RMD Rules For Inherited IRAs Remain Confusing

It used to be relatively simple. Prior to 2020, if you inherited an IRA from someone, rather than having to liquidate the account and pay taxes on the balance, you were allowed to “stretch” the annual required minimum distributions (RMDs) over your life expectancy. Then came the SECURE Act (2020) and the IRS interpretation of the SECURE Act (2022), and what had been a straightforward set of RMD rules became complex beyond belief. Presumably in recognition of the widespread confusion, the IRS recently issued Notice 2023-54 which provides some relief, at least for this year.

Previously the stretch rule above applied to any beneficiary other than a surviving spouse (for whom the choice of absorbing the deceased spouse’s IRA as their own was additionally allowed). The SECURE Act split that beneficiary group into two separate groups: Eligible Designated Beneficiaries (EDBs) – comprising surviving spouses, minor children, those who are disabled or chronically ill, and beneficiaries whose age is not more than ten years younger than the deceased – and everyone else (non-EDBs). Under the SECURE Act the stretch provision continued to apply to the EDB cohort, but a different rule was imposed on the non-EDBs: they were now required to deplete an inherited IRA account within ten years.

In February 2022 the IRS issued proposed regulations based on the SECURE Act. To everyone’s surprise, the IRS further bifurcated the non-EDB group into beneficiaries of IRAs for which the original owner had died before starting to take their own RMDs, and beneficiaries of those whose owner had already begun RMDs. The ten-year rule applied to the first cohort as specified by the act. That is, beneficiaries could wait a full ten years before withdrawing the assets and paying taxes on them or they could do it sooner, whichever they preferred. However, the IRS asserted that the latter cohort would not only be required to liquidate the account within ten years but at the same time also be subject to annual RMDs based on their age.

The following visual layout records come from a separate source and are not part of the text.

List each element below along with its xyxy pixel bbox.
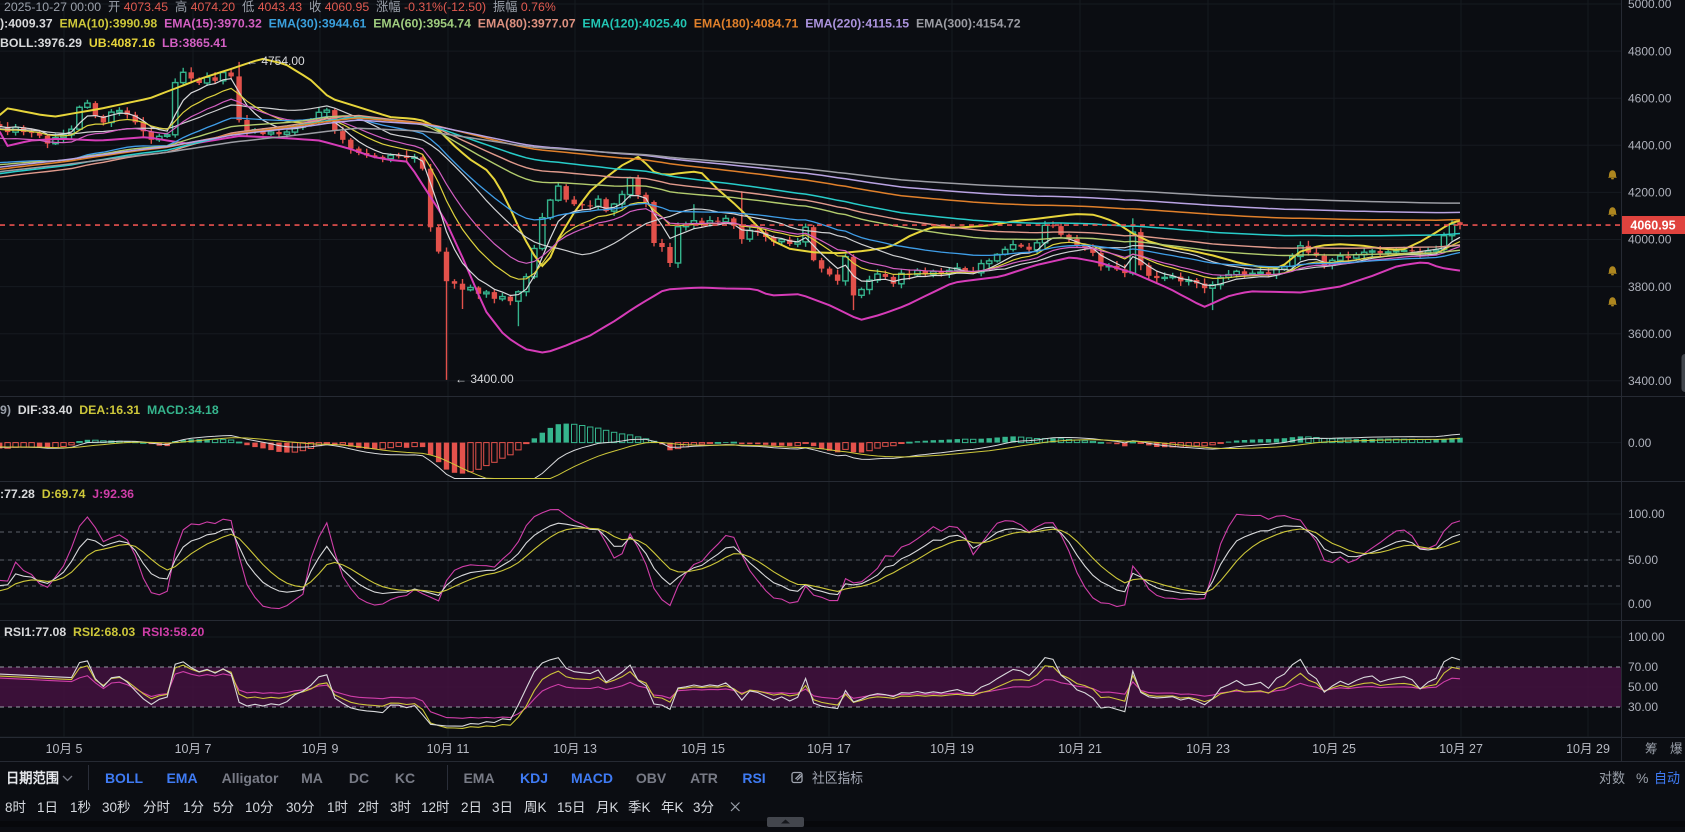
svg-text:10月 17: 10月 17 (807, 742, 851, 756)
svg-text:10月 19: 10月 19 (930, 742, 974, 756)
svg-text:):4009.37 EMA(10):3990.98 EM: ):4009.37 EMA(10):3990.98 EMA(15):3970.3… (0, 17, 1021, 31)
svg-text:10月 11: 10月 11 (427, 742, 470, 756)
svg-text:EMA: EMA (463, 770, 494, 786)
svg-text:8时: 8时 (5, 800, 26, 815)
svg-text::77.28 D:69.74 J:92.36: :77.28 D:69.74 J:92.36 (0, 487, 134, 501)
svg-text:2025-10-27 00:00 开 4073.45 高: 2025-10-27 00:00 开 4073.45 高 4074.20 低 4… (4, 0, 556, 14)
svg-text:10月 23: 10月 23 (1186, 742, 1230, 756)
svg-text:分时: 分时 (143, 800, 170, 815)
svg-text:3时: 3时 (390, 800, 411, 815)
svg-text:50.00: 50.00 (1628, 680, 1658, 694)
svg-text:12时: 12时 (421, 800, 450, 815)
svg-text:年K: 年K (661, 800, 684, 815)
svg-text:4800.00: 4800.00 (1628, 44, 1672, 58)
svg-text:Alligator: Alligator (222, 770, 279, 786)
svg-text:1秒: 1秒 (70, 800, 91, 815)
svg-text:4400.00: 4400.00 (1628, 139, 1672, 153)
svg-text:10月 7: 10月 7 (175, 742, 212, 756)
svg-text:10月 25: 10月 25 (1312, 742, 1356, 756)
svg-text:← 3400.00: ← 3400.00 (455, 372, 514, 386)
svg-text:0.00: 0.00 (1628, 436, 1652, 450)
svg-text:5000.00: 5000.00 (1628, 0, 1672, 11)
svg-text:10月 13: 10月 13 (553, 742, 597, 756)
svg-text:30.00: 30.00 (1628, 700, 1658, 714)
svg-text:100.00: 100.00 (1628, 507, 1665, 521)
svg-text:70.00: 70.00 (1628, 660, 1658, 674)
svg-text:15日: 15日 (557, 800, 586, 815)
svg-text:月K: 月K (596, 800, 619, 815)
svg-text:3800.00: 3800.00 (1628, 280, 1672, 294)
svg-text:季K: 季K (628, 800, 651, 815)
svg-text:%: % (1636, 770, 1648, 786)
svg-text:10分: 10分 (245, 800, 274, 815)
svg-text:4000.00: 4000.00 (1628, 233, 1672, 247)
svg-text:筹: 筹 (1645, 741, 1658, 756)
svg-text:4600.00: 4600.00 (1628, 91, 1672, 105)
svg-text:BOLL: BOLL (105, 770, 144, 786)
svg-text:社区指标: 社区指标 (812, 770, 863, 786)
svg-text:自动: 自动 (1654, 770, 1680, 786)
svg-text:ATR: ATR (690, 770, 718, 786)
svg-text:对数: 对数 (1599, 770, 1625, 786)
svg-text:0.00: 0.00 (1628, 597, 1652, 611)
svg-text:MA: MA (301, 770, 323, 786)
svg-text:1时: 1时 (327, 800, 348, 815)
svg-text:MACD: MACD (571, 770, 613, 786)
svg-text:10月 21: 10月 21 (1058, 742, 1102, 756)
svg-text:10月 5: 10月 5 (46, 742, 83, 756)
svg-text:1分: 1分 (183, 800, 204, 815)
svg-text:3日: 3日 (492, 800, 513, 815)
svg-text:10月 27: 10月 27 (1439, 742, 1483, 756)
svg-text:RSI1:77.08 RSI2:68.03 RSI3:5: RSI1:77.08 RSI2:68.03 RSI3:58.20 (4, 625, 204, 639)
svg-text:30分: 30分 (286, 800, 315, 815)
svg-text:10月 15: 10月 15 (681, 742, 725, 756)
svg-text:3400.00: 3400.00 (1628, 374, 1672, 388)
svg-text:EMA: EMA (166, 770, 197, 786)
svg-text:30秒: 30秒 (102, 800, 131, 815)
svg-text:4060.95: 4060.95 (1630, 219, 1675, 233)
svg-text:日期范围: 日期范围 (6, 770, 59, 786)
svg-text:爆: 爆 (1670, 742, 1683, 756)
svg-text:BOLL:3976.29 UB:4087.16 LB:3: BOLL:3976.29 UB:4087.16 LB:3865.41 (0, 36, 227, 50)
svg-text:RSI: RSI (742, 770, 765, 786)
svg-text:2日: 2日 (461, 800, 482, 815)
svg-text:100.00: 100.00 (1628, 630, 1665, 644)
svg-text:3600.00: 3600.00 (1628, 327, 1672, 341)
svg-text:50.00: 50.00 (1628, 553, 1658, 567)
svg-text:10月 9: 10月 9 (302, 742, 339, 756)
svg-text:OBV: OBV (636, 770, 667, 786)
svg-text:DC: DC (349, 770, 369, 786)
svg-text:2时: 2时 (358, 800, 379, 815)
svg-text:10月 29: 10月 29 (1566, 742, 1610, 756)
svg-text:← 4754.00: ← 4754.00 (246, 54, 305, 68)
svg-text:9) DIF:33.40 DEA:16.31 MACD: 9) DIF:33.40 DEA:16.31 MACD:34.18 (0, 403, 219, 417)
svg-text:1日: 1日 (37, 800, 58, 815)
svg-text:KC: KC (395, 770, 415, 786)
svg-text:3分: 3分 (693, 800, 714, 815)
svg-text:周K: 周K (524, 800, 547, 815)
svg-text:5分: 5分 (213, 800, 234, 815)
svg-text:4200.00: 4200.00 (1628, 186, 1672, 200)
svg-text:KDJ: KDJ (520, 770, 548, 786)
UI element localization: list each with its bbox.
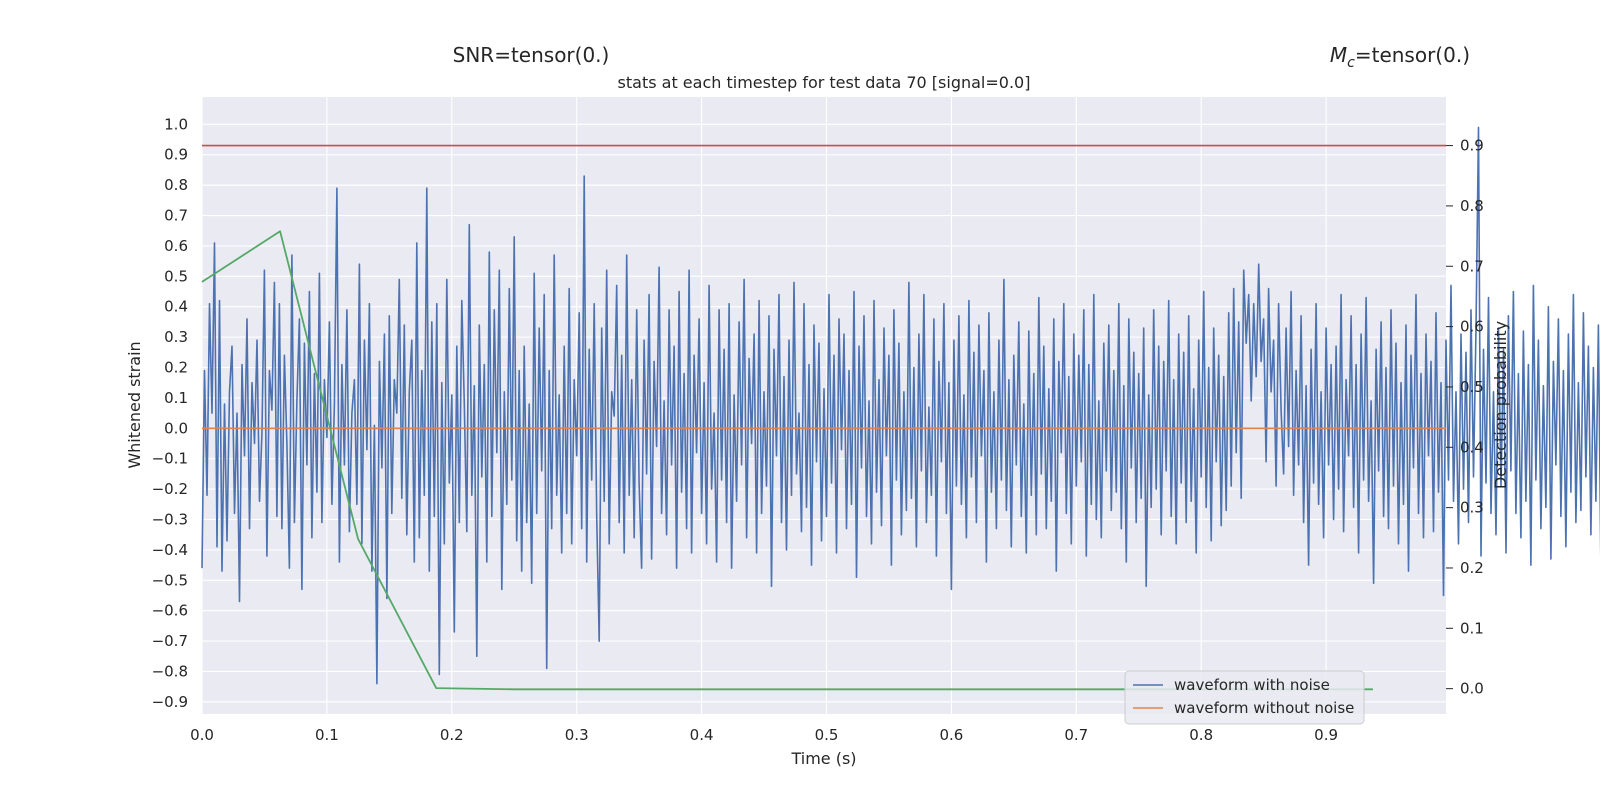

It’s not uncommon for new legislation to create confusing and even unworkable side effects or corner cases. Typically the solution is for politicians to introduce subsequent legislation to correct such mistakes. What’s unusual in this case is that Congress could have fixed the latter situation via SECURE Act 2.0 which was enacted into law at the end of 2022. But they failed to do so. 

Since Congress didn’t act, it was left to the IRS to decide how to interpret the SECURE Act rules. And sometimes the IRS takes a long time before coming up with what they call final regulations. So what they did to eliminate any confusion about inherited IRA RMDs in 2022 was to waive them (IRS Notice 2022-53). That made it much easier for taxpayers and their tax accountants and financial planners who weren’t sure what to do.

It’s now late in 2023 and the IRS still hasn’t issued SECURE Act final regulations. So once again they kicked the can down the road by issuing Notice 2023-54, which among other things waives inherited IRA RMDs, this time for 2023. So for one more year all inherited IRA beneficiaries can skip distributions as was commonly understood (except by the IRS) from the SECURE Act.

At some point the IRS will come up with final regulations for inherited IRA distributions. For better or for worse, that will become the new rule. If a further fix is needed, Congress will have to step in.